The news is another blow for the European solar manufacturing sector, which has endured a tumultuous year. Meyer Burger has scrapped module production facilities in the US and filed for insolvency for its European cell production facilities, leaving the long-standing industry leader without any manufacturing facilities of any kind; Borosil Renewables highlighted the decline of this “stellar name” in European manufacturing to illustrate the challenges faced by European PV manufacturers at present.

Borosil Renewables blamed these market conditions on the flooding of the European market with “severely underpriced solar modules” from China, and a lack of policy support to protect European manufacturers from Chinese products available at much lower prices.

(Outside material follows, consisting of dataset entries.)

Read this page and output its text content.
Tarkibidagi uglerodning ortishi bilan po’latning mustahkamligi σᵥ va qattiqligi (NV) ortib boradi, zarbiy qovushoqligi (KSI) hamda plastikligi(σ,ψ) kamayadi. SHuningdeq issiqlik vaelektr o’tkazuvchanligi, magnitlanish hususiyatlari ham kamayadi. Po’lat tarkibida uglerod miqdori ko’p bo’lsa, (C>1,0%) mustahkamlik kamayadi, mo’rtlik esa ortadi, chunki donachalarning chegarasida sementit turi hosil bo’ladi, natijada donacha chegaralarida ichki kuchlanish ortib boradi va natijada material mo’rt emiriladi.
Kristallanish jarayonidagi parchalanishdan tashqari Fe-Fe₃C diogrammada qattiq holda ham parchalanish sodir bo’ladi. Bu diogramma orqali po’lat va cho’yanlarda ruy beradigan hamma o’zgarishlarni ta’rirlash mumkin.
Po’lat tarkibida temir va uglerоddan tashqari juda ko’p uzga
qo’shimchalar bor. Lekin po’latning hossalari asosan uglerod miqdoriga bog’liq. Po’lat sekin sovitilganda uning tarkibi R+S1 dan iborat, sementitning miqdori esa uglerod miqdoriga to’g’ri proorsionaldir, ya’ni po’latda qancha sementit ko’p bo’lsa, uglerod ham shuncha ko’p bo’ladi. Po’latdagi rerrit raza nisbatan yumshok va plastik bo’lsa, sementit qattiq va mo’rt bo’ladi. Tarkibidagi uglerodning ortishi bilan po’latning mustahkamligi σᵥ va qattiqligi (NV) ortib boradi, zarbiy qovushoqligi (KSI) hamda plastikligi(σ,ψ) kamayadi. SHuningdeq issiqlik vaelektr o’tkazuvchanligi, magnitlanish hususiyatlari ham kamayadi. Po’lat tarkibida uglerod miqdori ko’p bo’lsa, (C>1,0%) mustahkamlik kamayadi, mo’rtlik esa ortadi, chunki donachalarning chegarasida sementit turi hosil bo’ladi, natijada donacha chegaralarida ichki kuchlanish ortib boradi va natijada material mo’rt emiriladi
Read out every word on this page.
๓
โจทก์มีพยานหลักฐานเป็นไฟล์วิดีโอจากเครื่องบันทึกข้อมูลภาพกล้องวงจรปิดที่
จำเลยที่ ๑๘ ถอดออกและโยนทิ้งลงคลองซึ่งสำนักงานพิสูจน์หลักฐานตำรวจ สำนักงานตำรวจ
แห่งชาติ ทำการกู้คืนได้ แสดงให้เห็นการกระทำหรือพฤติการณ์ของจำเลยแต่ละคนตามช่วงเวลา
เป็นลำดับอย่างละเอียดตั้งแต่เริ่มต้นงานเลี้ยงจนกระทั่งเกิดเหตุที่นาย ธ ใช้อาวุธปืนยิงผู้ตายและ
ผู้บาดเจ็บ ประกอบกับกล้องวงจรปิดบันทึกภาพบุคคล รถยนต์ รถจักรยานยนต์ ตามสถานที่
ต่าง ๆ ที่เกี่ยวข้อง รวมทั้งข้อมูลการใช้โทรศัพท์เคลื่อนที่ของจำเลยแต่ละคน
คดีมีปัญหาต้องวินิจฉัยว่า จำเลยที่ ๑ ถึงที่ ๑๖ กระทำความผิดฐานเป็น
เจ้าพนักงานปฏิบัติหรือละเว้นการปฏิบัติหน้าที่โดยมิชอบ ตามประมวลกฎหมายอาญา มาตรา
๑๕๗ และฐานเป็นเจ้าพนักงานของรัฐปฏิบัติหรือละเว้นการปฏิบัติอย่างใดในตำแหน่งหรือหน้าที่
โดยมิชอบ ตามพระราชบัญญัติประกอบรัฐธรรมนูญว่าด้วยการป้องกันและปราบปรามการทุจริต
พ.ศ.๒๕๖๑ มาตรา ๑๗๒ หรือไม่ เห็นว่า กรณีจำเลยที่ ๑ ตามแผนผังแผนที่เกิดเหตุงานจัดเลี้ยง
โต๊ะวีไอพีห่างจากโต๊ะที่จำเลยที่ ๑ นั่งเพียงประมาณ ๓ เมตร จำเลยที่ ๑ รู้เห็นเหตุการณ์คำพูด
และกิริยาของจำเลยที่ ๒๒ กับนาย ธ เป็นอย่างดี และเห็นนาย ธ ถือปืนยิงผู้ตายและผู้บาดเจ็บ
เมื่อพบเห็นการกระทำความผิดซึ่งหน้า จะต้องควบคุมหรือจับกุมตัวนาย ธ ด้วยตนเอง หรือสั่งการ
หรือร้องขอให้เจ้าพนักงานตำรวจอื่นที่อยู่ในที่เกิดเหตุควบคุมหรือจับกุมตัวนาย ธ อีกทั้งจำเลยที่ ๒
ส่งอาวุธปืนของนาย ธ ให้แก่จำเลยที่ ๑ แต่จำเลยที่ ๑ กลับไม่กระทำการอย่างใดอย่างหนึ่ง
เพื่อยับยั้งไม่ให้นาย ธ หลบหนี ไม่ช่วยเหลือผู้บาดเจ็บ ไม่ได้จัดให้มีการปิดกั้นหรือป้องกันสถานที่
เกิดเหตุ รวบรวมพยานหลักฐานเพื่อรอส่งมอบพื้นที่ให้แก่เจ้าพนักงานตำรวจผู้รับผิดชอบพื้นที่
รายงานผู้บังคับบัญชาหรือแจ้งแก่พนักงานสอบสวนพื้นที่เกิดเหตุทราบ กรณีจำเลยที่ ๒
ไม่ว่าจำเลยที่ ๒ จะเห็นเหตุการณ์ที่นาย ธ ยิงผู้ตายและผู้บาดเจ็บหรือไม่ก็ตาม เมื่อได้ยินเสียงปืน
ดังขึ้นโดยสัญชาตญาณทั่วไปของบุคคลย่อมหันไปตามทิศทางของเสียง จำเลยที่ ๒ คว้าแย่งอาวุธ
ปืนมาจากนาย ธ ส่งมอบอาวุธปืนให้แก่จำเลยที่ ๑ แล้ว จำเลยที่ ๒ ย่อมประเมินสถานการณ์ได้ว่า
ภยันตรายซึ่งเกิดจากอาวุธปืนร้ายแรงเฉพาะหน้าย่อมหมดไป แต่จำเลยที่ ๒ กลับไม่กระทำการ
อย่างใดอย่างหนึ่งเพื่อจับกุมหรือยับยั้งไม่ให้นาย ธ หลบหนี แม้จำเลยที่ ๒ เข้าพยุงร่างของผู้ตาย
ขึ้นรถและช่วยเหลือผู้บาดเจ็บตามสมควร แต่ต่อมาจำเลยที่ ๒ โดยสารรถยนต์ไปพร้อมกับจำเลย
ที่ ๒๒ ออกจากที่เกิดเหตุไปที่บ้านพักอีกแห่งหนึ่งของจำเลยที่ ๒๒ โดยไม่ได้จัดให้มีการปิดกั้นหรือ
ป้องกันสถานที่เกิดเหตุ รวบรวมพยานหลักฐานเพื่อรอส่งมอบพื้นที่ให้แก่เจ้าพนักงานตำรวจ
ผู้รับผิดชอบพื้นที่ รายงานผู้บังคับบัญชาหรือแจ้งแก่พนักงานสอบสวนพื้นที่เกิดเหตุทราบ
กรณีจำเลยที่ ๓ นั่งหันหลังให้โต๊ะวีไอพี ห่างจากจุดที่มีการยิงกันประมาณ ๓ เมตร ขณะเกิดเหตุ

The oversupply of Chinese modules to Europe is nothing new, with China alone supplying Europe with close to 200GW of modules between the start of 2023 and the end of 2024; European buyers accounted for 94GW of the record 235GW of Chinese exports recorded in 2024. Despite reports of decreasing confidence among European solar purchasers in June this year, the fact that the US is ramping up its anti-China rhetoric could encourage Chinese manufacturers to redouble their efforts to sell their products in other markets, such as Europe, potentially extending this oversupply issue into the future.

Borosil to refocus on India

Borosil noted, however, that the insolvency would “free up resources and management bandwidth” to expand its Indian operations. The company currently has 8.5GW of global glass manufacturing capacity, but has already announced plans to expand its Indian operations further; in March, Borosil Renewables vice-chairman Shreevar Kheruka announced it would seek to expand its 6.5GW manufacturing facility in Gujarat to 10GW by July 2026.

The outlook for the Indian solar sector is notably more positive than in Europe, with JMK Research expecting more than 28GW of new capacity additions in the 2026 financial year alone. This is also true for the manufacturing sector, particularly as the US is looking beyond Chinese and Southeast Asia to source its solar products.

“Businesses in the US are keen to move away from China and find an alternative,” Vinay Rustagi, chief business officer at Indian manufacturer Premier Energies, told PV Tech Premium earlier this year. “We have good visibility in terms of demand at Premier as well as global wafers export, and we are in discussions with the US cell manufacturers.”

Indeed, Rustagi said that the Indian government has implemented a number of supportive policies to incentivise investment in the Indian manufacturing sector, which contrasts with Borosil Renewables’ assessment of the European policy landscape.

“Moreover, supportive government policy, including the five-year anti-dumping duty introduced in December 2024, is creating a level playing field for Indian manufacturers,” said Borosil Renewables in its announcement of the GMB insolvency. “Prices for solar glass have strengthened significantly, with Q4 FY25 average ex-factory prices up 28% year-on-year as a result of a gradual increase in the selling prices towards the reference price under Anti-dumping duty measures applicable to imports from China.”

This kind of policy framework has led to a flurry of new manufacturing projects in India in recent weeks, including both Premier Energies and Ahaan Solar announcing new tunnel oxide passivated contact (TOPCon) production plants.